Мишка Гнездин, принаряженный и углаженный в ниточку, появился под конец дня, в тот час, когда собираются к больным родня и разные желающие их навестить. Не укладывалась как-то его репутация с вниманием и нежностью к Наташе, к ее беде, да он, очевидно, и сам это понимал и потому, как ни пытал его Корней, не признался ни в каких дальних намерениях. «Надо же все-таки когда-то стать человеком, — объяснил он свое отношение к Наташе, оставшись с Корнеем наедине. — От меня не убудет. Силы у меня на двоих, а пропадет она зря, ни в грош! Я чем смогу помогу, и сам около милых, добрых людей пооботрусь!» Мишка передал от себя в гостинец пачку дорогих папирос, ароматных и кислых, которых Корней никогда не курил, после чего допоздна, пока его не турнули, забавлял Наташу шутками или ворковал, как голубь. «Экое счастье из ничего! — думал Корней, глядя на них из своей палаты. — Мишка становится че-ло-ве-ком!»
Через несколько дней Корнею разрешили вставать с постели, — рана на затылке, нанесенная не то деревянным бруском, не то граненым прутком железа, быстро заживала. Он стал выходить в общий коридор, где в перерывах между лечениями бродили больные, каждый со своей судьбой.
Корней выделил из них несколько человек, особенно примечательных и симпатичных ему каким-то изумительно светлым, взглядом на все окружающее и притягательной теплотой, чего ему всегда не хватало, что напрочь изгонялось из холодного двора Марфы Васильевны.

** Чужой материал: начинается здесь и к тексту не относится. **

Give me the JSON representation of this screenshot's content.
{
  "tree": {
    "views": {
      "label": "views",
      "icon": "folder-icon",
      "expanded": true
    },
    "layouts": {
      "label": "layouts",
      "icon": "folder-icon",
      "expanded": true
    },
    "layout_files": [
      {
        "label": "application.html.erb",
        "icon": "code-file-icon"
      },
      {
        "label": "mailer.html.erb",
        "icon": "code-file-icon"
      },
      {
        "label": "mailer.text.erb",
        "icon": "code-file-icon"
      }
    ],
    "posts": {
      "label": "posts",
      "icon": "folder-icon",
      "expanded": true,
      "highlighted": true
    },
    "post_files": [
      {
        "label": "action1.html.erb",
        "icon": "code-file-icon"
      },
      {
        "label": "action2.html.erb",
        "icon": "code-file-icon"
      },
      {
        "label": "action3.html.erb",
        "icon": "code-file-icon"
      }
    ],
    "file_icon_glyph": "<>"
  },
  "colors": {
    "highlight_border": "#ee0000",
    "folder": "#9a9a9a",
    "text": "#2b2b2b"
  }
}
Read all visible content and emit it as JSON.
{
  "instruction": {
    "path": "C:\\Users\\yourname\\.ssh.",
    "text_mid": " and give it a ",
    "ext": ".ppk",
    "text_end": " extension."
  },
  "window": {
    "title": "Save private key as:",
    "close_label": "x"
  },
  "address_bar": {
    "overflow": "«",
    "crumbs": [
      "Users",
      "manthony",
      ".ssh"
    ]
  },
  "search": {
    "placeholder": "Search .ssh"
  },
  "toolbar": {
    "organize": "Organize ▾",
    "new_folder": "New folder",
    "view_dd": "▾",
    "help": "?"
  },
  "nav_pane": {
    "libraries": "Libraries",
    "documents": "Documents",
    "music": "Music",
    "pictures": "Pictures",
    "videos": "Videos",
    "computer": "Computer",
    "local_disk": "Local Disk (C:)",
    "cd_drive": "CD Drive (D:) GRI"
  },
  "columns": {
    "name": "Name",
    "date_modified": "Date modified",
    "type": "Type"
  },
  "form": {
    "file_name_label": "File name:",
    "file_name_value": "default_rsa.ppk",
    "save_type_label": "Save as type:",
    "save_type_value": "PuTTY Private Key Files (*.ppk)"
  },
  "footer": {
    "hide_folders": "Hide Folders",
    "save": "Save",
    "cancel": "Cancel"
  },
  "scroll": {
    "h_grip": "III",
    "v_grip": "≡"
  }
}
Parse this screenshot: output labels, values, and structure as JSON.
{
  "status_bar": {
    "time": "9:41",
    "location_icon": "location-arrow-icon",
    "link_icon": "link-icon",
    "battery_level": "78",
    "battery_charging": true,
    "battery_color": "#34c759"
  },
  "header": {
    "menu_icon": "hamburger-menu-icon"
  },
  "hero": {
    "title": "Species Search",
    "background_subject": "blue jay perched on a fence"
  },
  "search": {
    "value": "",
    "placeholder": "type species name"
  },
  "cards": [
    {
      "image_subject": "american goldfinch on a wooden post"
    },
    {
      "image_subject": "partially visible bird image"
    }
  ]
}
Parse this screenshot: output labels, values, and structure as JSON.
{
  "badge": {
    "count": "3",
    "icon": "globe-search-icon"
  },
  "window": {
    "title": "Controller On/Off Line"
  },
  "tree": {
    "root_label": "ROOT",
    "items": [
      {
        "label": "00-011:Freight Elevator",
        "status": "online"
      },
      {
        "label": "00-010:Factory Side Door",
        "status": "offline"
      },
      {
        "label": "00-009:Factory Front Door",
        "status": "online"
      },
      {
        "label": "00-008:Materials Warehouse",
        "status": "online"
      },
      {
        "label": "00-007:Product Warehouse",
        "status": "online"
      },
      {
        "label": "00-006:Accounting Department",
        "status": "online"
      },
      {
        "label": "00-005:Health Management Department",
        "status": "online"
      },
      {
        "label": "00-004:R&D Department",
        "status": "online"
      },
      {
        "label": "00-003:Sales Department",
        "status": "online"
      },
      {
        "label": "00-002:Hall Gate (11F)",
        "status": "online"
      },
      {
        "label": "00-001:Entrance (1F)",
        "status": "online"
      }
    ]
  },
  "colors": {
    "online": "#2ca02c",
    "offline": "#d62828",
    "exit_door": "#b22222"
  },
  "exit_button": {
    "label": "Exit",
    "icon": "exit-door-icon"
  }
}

В той палате, где лежала Наташа Шерстнева, он подружился с Надей Чекалиной, девушкой-геологом, и навещавшим ее женихом Костей. Костя работал на строительстве прорабом участка, это он и написал тогда, после аврала, письмо в Косогорье, упрекая заводчан в нечестности. Наде лечили поврежденный позвоночник. В тайге, при переходе через увал, она упала с верховой лошади и оттуда, из глухомани, ее вывезли на вертолете.
Костя носил очки в толстой неуклюжей оправе, щурился, стеснялся, услужливо исполнял поручения для всех, кто лежал в палате вместе с его невестой, принося из магазинов компоты, шоколадки, курево, а то и принадлежности женского туалета. И виделось в его простоте и преданности что-то до такой степени человеческое, чему научиться нельзя, если не возникнет оно и не разовьется в самой глубине души.
За год терпеливого лежания в гипсовом корыте Надя выцвела, но не выключалась из обыденного потока жизни. Костя каждый день приносил ей газеты, журналы, рассказывал о стройке, советовался. В ожидании, когда он придет, Надя рисовала. Ее рисунки в карандаше: лесные поляны, горные цепи, полевые избушки, походные костры с таганками, улицы деревень и городов, где она прошла своими ногами или проехала, — поражали Корнея ясностью, устремленностью и романтикой, хотя он честно признался Наде в незнании графики и вообще всяких художеств. На первом листе альбома, как бы объясняя рисунки, Надя вывела чертежным почерком:
«Посмотри, как все прекрасно вокруг! И как просто все это прекрасное!»
По закоулкам, между собой, больные шептались, будто шансов на полное выздоровление у нее совсем мало. Пророчили неподвижность. А никто, впрочем, ничего не знал. Как-то подобралась к ней из соседней палаты Трифоновна, помимо основной болезни страдающая всезнайством и старушечьим любопытством.
— Ну, детушка моя, плоха ты становишься! — участливо зашептала она, наклонясь над изголовьем. — Ай-ай-ай!